Steels with sub-micrometre grain sizes usually possess high toughness and strength, which makes them promising for lightweighting technologies and energy-saving strategies. So far, the industrial fabrication of ultrafine-grained (UFG) alloys, which generally relies on the manipulation of diffusional phase transformation, has been limited to steels with austenite-to-ferrite transformation^1,2,3. Moreover, the limited work hardening and uniform elongation of these UFG steels^1,4,5 hinder their widespread application. Here we report the facile mass production of UFG structures in a typical Fe–22Mn–0.6C twinning-induced plasticity steel by minor Cu alloying and manipulation of the recrystallization process through the intragranular nanoprecipitation (within 30 seconds) of a coherent disordered Cu-rich phase. The rapid and copious nanoprecipitation not only prevents the growth of the freshly recrystallized sub-micrometre grains but also enhances the thermal stability of the obtained UFG structure through the Zener pinning mechanism⁶. Moreover, owing to their full coherency and disordered nature, the precipitates exhibit weak interactions with dislocations under loading. This approach enables the preparation of a fully recrystallized UFG structure with a grain size of 800 ± 400 nanometres without the introduction of detrimental lattice defects such as brittle particles and segregated boundaries. Compared with the steel to which no Cu was added, the yield strength of the UFG structure was doubled to around 710 megapascals, with a uniform ductility of 45 per cent and a tensile strength of around 2,000 megapascals. This grain-refinement concept should be extendable to other alloy systems, and the manufacturing processes can be readily applied to existing industrial production lines.

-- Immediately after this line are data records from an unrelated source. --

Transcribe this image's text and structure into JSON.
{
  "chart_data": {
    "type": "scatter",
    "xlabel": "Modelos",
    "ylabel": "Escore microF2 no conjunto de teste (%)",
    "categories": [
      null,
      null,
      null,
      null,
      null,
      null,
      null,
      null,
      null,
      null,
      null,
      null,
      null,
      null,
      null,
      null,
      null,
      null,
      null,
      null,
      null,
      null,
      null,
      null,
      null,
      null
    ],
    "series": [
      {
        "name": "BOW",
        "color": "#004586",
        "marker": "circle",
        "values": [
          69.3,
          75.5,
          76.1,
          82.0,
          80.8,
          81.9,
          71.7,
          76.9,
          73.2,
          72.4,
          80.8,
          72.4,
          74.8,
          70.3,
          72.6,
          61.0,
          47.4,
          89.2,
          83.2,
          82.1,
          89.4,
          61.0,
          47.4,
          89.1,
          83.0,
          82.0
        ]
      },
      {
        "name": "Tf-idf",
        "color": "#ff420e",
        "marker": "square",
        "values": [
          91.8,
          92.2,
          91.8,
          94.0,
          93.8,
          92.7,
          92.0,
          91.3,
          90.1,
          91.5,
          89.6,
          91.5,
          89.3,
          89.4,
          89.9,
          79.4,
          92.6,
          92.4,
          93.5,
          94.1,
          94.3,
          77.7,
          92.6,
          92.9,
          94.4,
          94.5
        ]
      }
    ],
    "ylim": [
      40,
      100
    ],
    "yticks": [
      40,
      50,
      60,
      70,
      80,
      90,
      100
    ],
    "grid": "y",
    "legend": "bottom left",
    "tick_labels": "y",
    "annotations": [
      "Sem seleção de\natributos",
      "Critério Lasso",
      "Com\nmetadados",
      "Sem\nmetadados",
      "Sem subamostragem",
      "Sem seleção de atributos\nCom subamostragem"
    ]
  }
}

亚微米晶粒尺寸的钢通常具有高韧性和强度，这使得它们在轻量化技术和节能策略中很有前途。到目前为止，通常依赖于扩散相变操纵的超细晶粒 (UFG) 合金的工业制造仅限于奥氏体向铁素体转变的钢^1,2,3。此外，这些 UFG 钢的有限加工硬化和均匀伸长率^1,4,5阻碍了它们的广泛应用。在这里，我们报告了在典型的 Fe-22Mn-0.6C 孪晶诱导塑性钢中通过少量 Cu 合金化和通过相干无序富 Cu 的晶内纳米沉淀（30 秒内）控制再结晶过程轻松大规模生产 UFG 结构阶段。快速而丰富的纳米沉淀不仅可以防止新再结晶的亚微米晶粒的生长，还可以通过齐纳钉扎机制提高所获得的 UFG 结构的热稳定性⁶. 此外，由于它们的完全相干性和无序性，沉淀物在负载下与位错表现出弱相互作用。这种方法能够制备晶粒尺寸为 800 ± 400 纳米的完全再结晶 UFG 结构，而不会引入有害的晶格缺陷，例如脆性颗粒和偏析边界。与未添加 Cu 的钢相比，UFG 结构的屈服强度翻了一番，达到约 710 兆帕，均匀延展性为 45%，抗拉强度约为 2,000 兆帕。这种晶粒细化概念应该可以扩展到其他合金系统，并且制造过程可以很容易地应用于现有的工业生产线。